This week's interview is with Sam,
who writes the blog On The Clock.
who writes the blog On The Clock.
The first of the standard questions. Why do you blog?
I guess for me, blogging is sort of cathartic. After a funny, tragic, heart-warming, or life-changing call, I like to write it down. I'm a creative writing major, so this has been a great exercise for me. It's also a great way for me to connect with other Emergency Medical Services personnel across the world, along with other amazing bloggers!
What's the story behind your blog name?
I thought for a while about what to title the blog. "Vital Signs" was too generic, whereas "The Blog of a Virginia EMT" was too bland, boring, and specific. So, I decided to go with On The Clock. What I write about has to do with what happens while I'm on shift - on the clock. I wish it were more profound, but that's about it!
What is the best thing about being a blogger?

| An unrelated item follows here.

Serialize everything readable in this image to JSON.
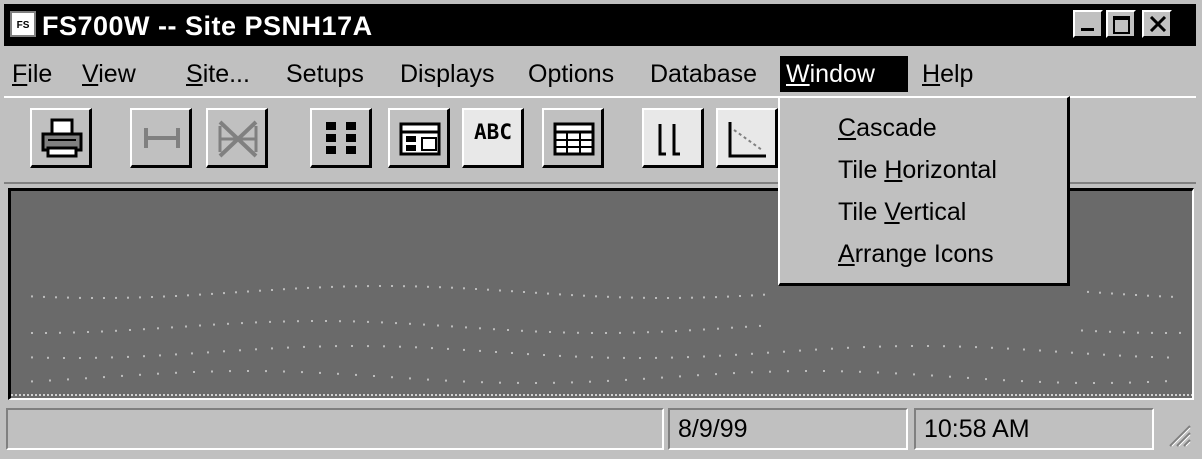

I don't know where to even begin with answering this question! I love connecting with other bloggers and readers from all over the world. It's unbelievable the way the internet can bring people together! I've met some people through my blog who I can say have truly changed my life. That's pretty intense to say! But in all honesty, my life is different now (in a great way) thanks to the people I have gotten to know through blogging.
Secondly, I love getting feedback on what I write. When I go on a ridiculous, upsetting, or tragic call, I really like to hear from other people, confirming that I'm right and not going insane. They remind me that what I'm feeling is normal--human. I love hearing that I'm doing a good job when I'm doubting myself most.
The best thing I've heard, thanks to this blog, is either "I wish you were my partner," or "I'd trust you to take care of my kids." Those aren't things people just throw around, so even if it's from people who only know me from my stories, it means a lot to hear.
What key advice would you give to a newbie blogger?
Just write. At first, I was hesitant because I only wanted to write if I felt it was "good" enough to be read. Now, I blog all the time about everything. I blog about my jobs, my partners, my classes at my university, frustrations, future plans, etc. If I feel compelled, I write. Really, don't limit yourself.
Also, try to read a lot of other blogs. I have seventy-something blogs on my google reader (and yes, I read every single update). I love seeing what other people have to say, and it helps me connect and improve.
What is the most significant blog post you've ever read?
Wow, this is a hard question! I've read a lot of posts that have reduced me to tears, had me in stitches, or left me enraged at society. However, I suppose the most significant ones for me are the ones to which I can relate. One that really touched me was EpiJunky's post Mom.
What is the most significant blog post you've ever written?
This, too, is a hard post. The most recent "significant" post I've written is called "Burn," a look at two traumas that came into the ER while I was on shift that really wrenched my heart. "Falling Softly," however, is probably the most significant one I've ever written. It took a lot out of me to write it, and even more to read it over again.
Today's Sunday Roast with Sam is the 41st in a weekly series of interviews with bloggers from around the world.